The Orchestrator class serves as the central coordinator for LLM-powered Discord interactions. It implements a sophisticated Two-Phase Agent Architecture to ensure high-quality, information-rich responses. It manages the entire lifecycle from capturing incoming Discord messages, gathering multi-layered context, executing information analysis, and finally generating a conversational reply.

Architecture

Core Components

  • ContextManager: Aggregates context from multiple memory providers (Short-term, Procedural, Episodic, Knowledge).
  • ModelManager: Handles model selection priorities for both analysis and generation phases.
  • ToolsFactory: Dynamically discovers and filters tools based on user permissions and agent mode.
  • Circuit Breaker: Tracks model health and automatically skips failing providers to ensure system resilience.
  • ProtectedPromptManager: Enforces immutable system rules (like output formatting) while allowing personality customization.

Two-Phase Agent System

graph TD
    A[Discord Message] --> B[ContextManager]
    B --> C[Info Agent]
    C --> D[Message Agent]
    D --> E[Response Generation]
    E --> F[Discord Response]

    B --> G[Tool Selection]
    G --> H[Tool Execution]
    H --> C

    C --> I[Analysis Output]
    I --> D

Two-Phase Processing Flow

Phase 1: Information Agent (Info Agent)

Purpose: Analyze user intent and extract required information using specialized tools.

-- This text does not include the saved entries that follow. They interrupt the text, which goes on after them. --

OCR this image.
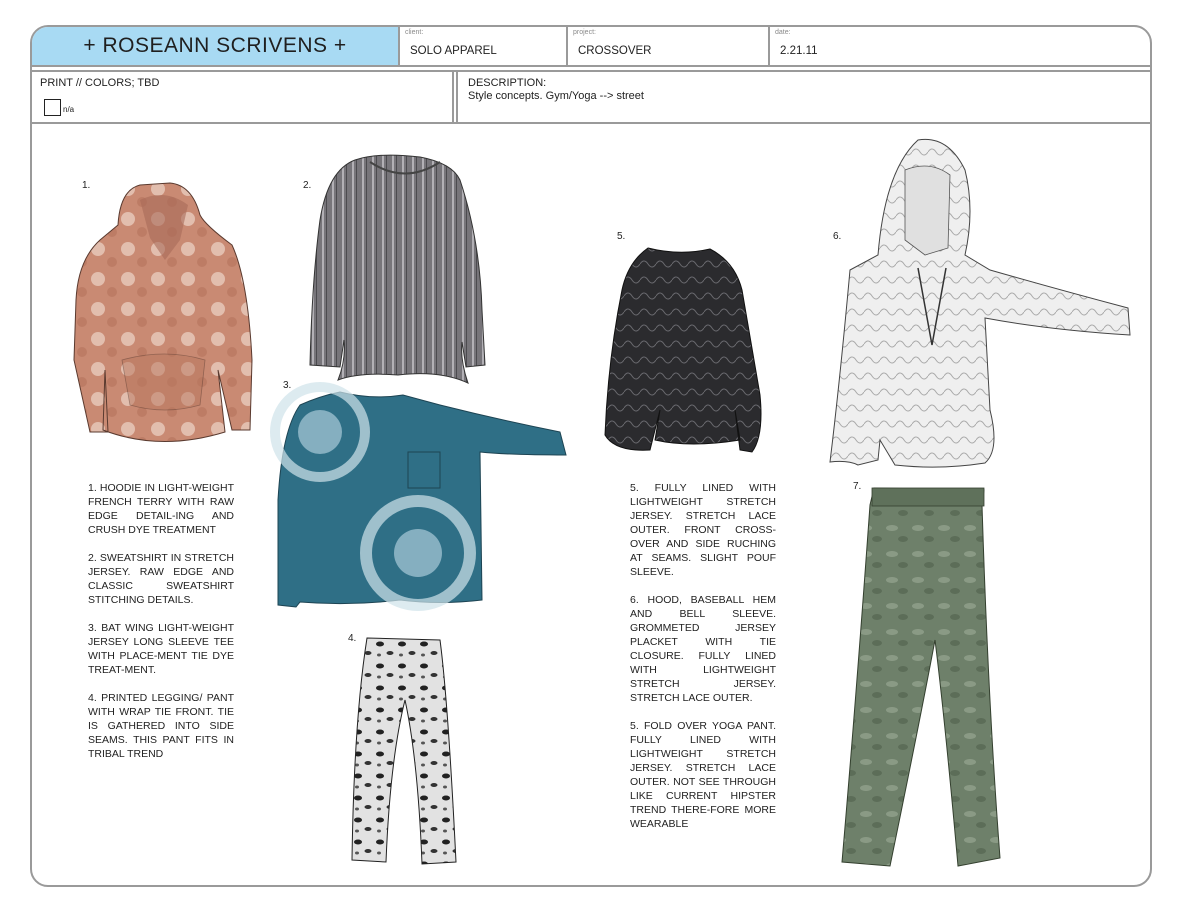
+ ROSEANN SCRIVENS +
client:
SOLO APPAREL
project:
CROSSOVER
date:
2.21.11
PRINT // COLORS; TBD
n/a
DESCRIPTION:
Style concepts. Gym/Yoga --> street
1.	2.
3.
4.
5.	6.
7.

1. HOODIE IN LIGHT-WEIGHT FRENCH TERRY WITH RAW EDGE DETAIL-ING AND CRUSH DYE TREATMENT

2. SWEATSHIRT IN STRETCH JERSEY. RAW EDGE AND CLASSIC SWEATSHIRT STITCHING DETAILS.

3. BAT WING LIGHT-WEIGHT JERSEY LONG SLEEVE TEE WITH PLACE-MENT TIE DYE TREAT-MENT.

4. PRINTED LEGGING/ PANT WITH WRAP TIE FRONT. TIE IS GATHERED INTO SIDE SEAMS. THIS PANT FITS IN TRIBAL TREND

5. FULLY LINED WITH LIGHTWEIGHT STRETCH JERSEY. STRETCH LACE OUTER. FRONT CROSS-OVER AND SIDE RUCHING AT SEAMS. SLIGHT POUF SLEEVE.

6. HOOD, BASEBALL HEM AND BELL SLEEVE. GROMMETED JERSEY PLACKET WITH TIE CLOSURE. FULLY LINED WITH LIGHTWEIGHT STRETCH JERSEY. STRETCH LACE OUTER.

5. FOLD OVER YOGA PANT. FULLY LINED WITH LIGHTWEIGHT STRETCH JERSEY. STRETCH LACE OUTER. NOT SEE THROUGH LIKE CURRENT HIPSTER TREND THERE-FORE MORE WEARABLE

  1. Context Injection: Injects procedural context (user bio, server rules) and short-term memory directly into the message list.
  2. Tool Access: Accesses "Info" mode tools (Search, Memory Retrieval, Activity Stats).
  3. Sanitization: Specifically handles Gemini 3.x and Ollama requirements (e.g., converting past tool calls to text to prevent 400 errors).
  4. Circuit Breaker: Attempts to run the preferred model; if it fails, the circuit breaker triggers an immediate fallback to the next available provider.

Phase 2: Message Agent (Generation Agent)

Purpose: Formulate the final conversational response based on the Info Agent's analysis.

  1. Analysis Input: Receives the raw output and tool results from Phase 1.
  2. Protected Prompts: Uses ProtectedPromptManager to ensure the bot follows formatting rules (like using <som> and <eom> tags) regardless of personality settings.
  3. Streaming Fallback: Since LangChain's standard middleware doesn't support streaming fallback, the Orchestrator implements a manual fallback loop to ensure the user always receives a response.
  4. Reasoning Optimization: Automatically injects thought-budget prompts for reasoning-capable models (e.g., DeepSeek R1, Gemma, Ollama reasoning models).

Class Reference

Orchestrator

Constructor

def __init__(self, bot: Any) Initializes model manager, context manager, and sets up memory providers (Short-term, Procedural, Episodic, Knowledge) using the bot's resources.

Main Entry Point

async def handle_message(self, bot: Any, message_edit: Message, message: Message, logger: Any) -> OrchestratorResponse Processes a Discord message through the two-phase pipeline. Supports streaming updates to the message_edit target.

Key Features

🖼️ Image Caching

The orchestrator maintains an image_cache during a single message cycle. If multiple fallback models are tried, it avoids redundant downloads of the same image attachments, improving speed and reducing bandwidth.

🛡️ Fault Tolerance

  • Circuit Breaker: Automatically "opens" (skips) models that have recently reached rate limits or returned errors.
  • Resilient Context: If memory providers fail, the bot continues with an empty context rather than crashing.
  • Manual Fallback: Guarantees a response even during provider outages.

🧠 Model Optimization

  • KV Cache Reuse: Prompts are ordered (Static System Prompt -> Dynamic User Context) to maximize Key-Value cache efficiency on inference providers.
  • Thought Control: Injects reasoning_optimization_prompt for models known to support chain-of-thought processing.

Integration Points

  • UserDataCog: Source of user preferences and memory management.
  • LanguageManager: Handles dynamic translation of system status messages ("Analyzing...", "Thinking...").
  • DirectToolOutputMiddleware: Forces the Info Agent to return results immediately after a tool call, preventing infinite loops.

The Orchestrator is designed to be the "brain" of the bot, abstracting away the complexity of model selection and context assembly from the UI layers.